Guided Practice and Formative Assessment:
 Say: Okay, now it is your turn to try! We are going to read the passage together as a class, and then
you will go on to answer the questions about the passage.
 Can I have the paper passers from tables 1, 2 and 3 come get a packet for each person at your table?
(Once they’ve almost finished) Tables 4, 5 and 6 paper passers, come get packets! (Once they’ve
almost finished) Tables 7 and 8!
 Say: Alright, everyone open to the passage, we are going to read it altogether! (Begin to read the
 Say: (When done reading the passage) Alright, now it is time for you to be the detectives! Begin to
answer the questions on the next page and as you try to find answers, go back to the passage and
highlight the textual evidence.
 While students are working on the questions, walk around the class scanning to make sure students are
understanding the directions and also meeting the learning objective. (It is important to formatively
assess the students while they are working to watch for any misunderstandings or misconceptions).
Output (3-5 minutes):
Summative Assessment:
 Say: (When students are completed with their questions) Now, I have an exit slip for you! Each exit
slip has a small excerpt from a passage on it and one question. I want you to read the excerpt and
answer the question, the same way we just did. Make sure you highlight your textual evidence where
you found the answer to your question!
 Ask: Who can repeat to me what we are doing now? (Call on raised hand)

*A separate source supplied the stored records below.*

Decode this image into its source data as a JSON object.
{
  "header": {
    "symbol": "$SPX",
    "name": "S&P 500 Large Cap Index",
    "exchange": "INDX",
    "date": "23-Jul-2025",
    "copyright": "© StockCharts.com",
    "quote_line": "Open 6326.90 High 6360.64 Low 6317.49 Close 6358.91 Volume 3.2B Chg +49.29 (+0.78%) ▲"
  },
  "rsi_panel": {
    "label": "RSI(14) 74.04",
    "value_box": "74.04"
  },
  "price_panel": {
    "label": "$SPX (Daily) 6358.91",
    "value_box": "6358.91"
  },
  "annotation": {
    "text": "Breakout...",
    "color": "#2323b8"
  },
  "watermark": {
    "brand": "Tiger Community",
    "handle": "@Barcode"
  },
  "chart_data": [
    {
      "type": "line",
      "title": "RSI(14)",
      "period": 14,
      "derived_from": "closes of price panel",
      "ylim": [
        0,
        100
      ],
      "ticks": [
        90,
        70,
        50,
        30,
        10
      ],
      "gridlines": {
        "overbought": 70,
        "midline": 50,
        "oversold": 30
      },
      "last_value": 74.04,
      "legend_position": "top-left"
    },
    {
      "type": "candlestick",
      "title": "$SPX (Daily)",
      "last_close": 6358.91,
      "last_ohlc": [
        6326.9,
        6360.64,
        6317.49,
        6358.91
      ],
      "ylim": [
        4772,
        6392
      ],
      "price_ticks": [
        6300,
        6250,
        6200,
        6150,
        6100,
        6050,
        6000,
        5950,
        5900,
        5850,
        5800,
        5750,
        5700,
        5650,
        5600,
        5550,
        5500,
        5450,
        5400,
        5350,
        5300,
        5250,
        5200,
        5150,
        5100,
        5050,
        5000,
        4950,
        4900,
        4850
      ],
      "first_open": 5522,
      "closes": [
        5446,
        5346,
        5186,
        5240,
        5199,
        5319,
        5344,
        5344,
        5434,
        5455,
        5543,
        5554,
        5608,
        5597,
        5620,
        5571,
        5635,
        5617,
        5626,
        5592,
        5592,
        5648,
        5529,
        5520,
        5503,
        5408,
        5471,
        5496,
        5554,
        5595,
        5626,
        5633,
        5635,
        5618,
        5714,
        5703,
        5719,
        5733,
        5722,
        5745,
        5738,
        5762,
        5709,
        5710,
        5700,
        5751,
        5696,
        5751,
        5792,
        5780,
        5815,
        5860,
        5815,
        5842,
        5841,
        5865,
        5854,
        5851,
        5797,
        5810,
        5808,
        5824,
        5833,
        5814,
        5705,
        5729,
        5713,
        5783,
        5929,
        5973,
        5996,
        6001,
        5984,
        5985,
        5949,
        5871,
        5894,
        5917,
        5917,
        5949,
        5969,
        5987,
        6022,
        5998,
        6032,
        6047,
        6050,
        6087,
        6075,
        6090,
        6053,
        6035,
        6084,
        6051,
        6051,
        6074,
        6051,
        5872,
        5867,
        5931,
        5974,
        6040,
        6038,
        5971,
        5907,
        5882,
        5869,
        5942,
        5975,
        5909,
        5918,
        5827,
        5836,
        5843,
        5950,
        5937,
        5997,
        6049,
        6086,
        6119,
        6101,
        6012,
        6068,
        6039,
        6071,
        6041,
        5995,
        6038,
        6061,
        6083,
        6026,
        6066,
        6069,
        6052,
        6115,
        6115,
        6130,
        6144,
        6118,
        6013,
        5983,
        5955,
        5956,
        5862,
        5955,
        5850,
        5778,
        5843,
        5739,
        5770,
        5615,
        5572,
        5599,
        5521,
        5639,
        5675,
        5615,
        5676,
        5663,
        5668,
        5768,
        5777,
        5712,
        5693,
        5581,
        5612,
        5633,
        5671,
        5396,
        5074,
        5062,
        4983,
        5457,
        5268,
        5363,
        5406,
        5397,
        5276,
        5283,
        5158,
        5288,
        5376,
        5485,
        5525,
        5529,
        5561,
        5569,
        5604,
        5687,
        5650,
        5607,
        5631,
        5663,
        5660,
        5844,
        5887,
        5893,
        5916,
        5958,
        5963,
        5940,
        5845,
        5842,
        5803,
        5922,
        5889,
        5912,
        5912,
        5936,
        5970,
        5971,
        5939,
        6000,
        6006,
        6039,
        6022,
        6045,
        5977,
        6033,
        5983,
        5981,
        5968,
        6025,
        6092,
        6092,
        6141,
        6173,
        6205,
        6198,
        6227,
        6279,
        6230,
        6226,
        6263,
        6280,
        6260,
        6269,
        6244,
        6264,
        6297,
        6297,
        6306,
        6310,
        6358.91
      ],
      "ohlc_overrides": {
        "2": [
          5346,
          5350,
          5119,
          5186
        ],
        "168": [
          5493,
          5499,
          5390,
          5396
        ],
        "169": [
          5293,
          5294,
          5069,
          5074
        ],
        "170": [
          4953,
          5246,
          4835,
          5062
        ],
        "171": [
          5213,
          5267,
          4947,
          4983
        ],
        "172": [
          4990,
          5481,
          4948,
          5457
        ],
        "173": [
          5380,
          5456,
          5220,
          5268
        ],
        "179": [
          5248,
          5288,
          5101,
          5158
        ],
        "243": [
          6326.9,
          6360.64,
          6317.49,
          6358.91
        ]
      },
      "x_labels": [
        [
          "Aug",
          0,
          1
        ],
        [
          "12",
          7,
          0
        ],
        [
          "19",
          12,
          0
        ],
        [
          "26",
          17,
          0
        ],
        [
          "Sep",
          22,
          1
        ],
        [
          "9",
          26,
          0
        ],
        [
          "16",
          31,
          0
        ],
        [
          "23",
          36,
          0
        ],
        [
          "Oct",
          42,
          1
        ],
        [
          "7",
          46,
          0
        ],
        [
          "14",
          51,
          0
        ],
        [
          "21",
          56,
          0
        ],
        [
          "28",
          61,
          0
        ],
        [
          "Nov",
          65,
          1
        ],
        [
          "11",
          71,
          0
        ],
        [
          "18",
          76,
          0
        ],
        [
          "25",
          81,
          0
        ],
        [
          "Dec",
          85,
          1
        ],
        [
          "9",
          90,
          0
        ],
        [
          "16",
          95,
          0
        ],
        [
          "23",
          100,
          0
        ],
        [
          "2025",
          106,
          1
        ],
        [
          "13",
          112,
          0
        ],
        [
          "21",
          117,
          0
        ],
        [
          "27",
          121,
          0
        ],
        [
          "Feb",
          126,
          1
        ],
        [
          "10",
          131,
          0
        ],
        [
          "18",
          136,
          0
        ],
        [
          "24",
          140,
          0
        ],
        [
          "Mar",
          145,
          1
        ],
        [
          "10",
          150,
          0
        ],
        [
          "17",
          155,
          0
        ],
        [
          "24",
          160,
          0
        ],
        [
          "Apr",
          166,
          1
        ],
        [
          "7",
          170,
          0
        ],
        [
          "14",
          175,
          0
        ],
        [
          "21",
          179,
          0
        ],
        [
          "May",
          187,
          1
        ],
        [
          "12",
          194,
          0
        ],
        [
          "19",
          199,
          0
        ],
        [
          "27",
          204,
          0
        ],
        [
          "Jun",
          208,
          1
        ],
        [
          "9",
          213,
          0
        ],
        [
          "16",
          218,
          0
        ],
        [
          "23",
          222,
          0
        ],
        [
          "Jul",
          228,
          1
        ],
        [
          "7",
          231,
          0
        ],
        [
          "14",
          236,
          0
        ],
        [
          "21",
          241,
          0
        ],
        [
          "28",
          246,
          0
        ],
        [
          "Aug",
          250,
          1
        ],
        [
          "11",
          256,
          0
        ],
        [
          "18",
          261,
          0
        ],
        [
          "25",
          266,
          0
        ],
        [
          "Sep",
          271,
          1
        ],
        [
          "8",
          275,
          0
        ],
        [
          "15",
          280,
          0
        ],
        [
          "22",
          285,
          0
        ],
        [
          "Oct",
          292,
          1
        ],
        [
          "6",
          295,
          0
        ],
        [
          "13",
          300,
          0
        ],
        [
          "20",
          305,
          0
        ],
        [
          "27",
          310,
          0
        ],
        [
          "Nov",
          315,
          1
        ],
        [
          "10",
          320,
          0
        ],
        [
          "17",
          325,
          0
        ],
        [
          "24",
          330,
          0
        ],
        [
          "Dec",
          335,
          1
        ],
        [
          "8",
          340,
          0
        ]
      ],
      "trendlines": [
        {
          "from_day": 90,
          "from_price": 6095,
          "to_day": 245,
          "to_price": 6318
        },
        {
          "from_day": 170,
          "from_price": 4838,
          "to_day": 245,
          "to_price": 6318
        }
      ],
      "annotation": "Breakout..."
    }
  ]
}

 Say: Right! Here are your exit slips. Flip them over and give me a thumbs up when you have finished
it! (Collect the exit slips)
 Say: So today we learned more about how we can be detectives when we are reading. It is important
for a detective to have evidence to solve a crime, just as it is important for a reader to find textual
evidence to answer questions about a passage. Without evidence, a crime cannot be solved, nor can a
question about a text be answered.
 Say: Turn to your table partners and tell them what we learned today!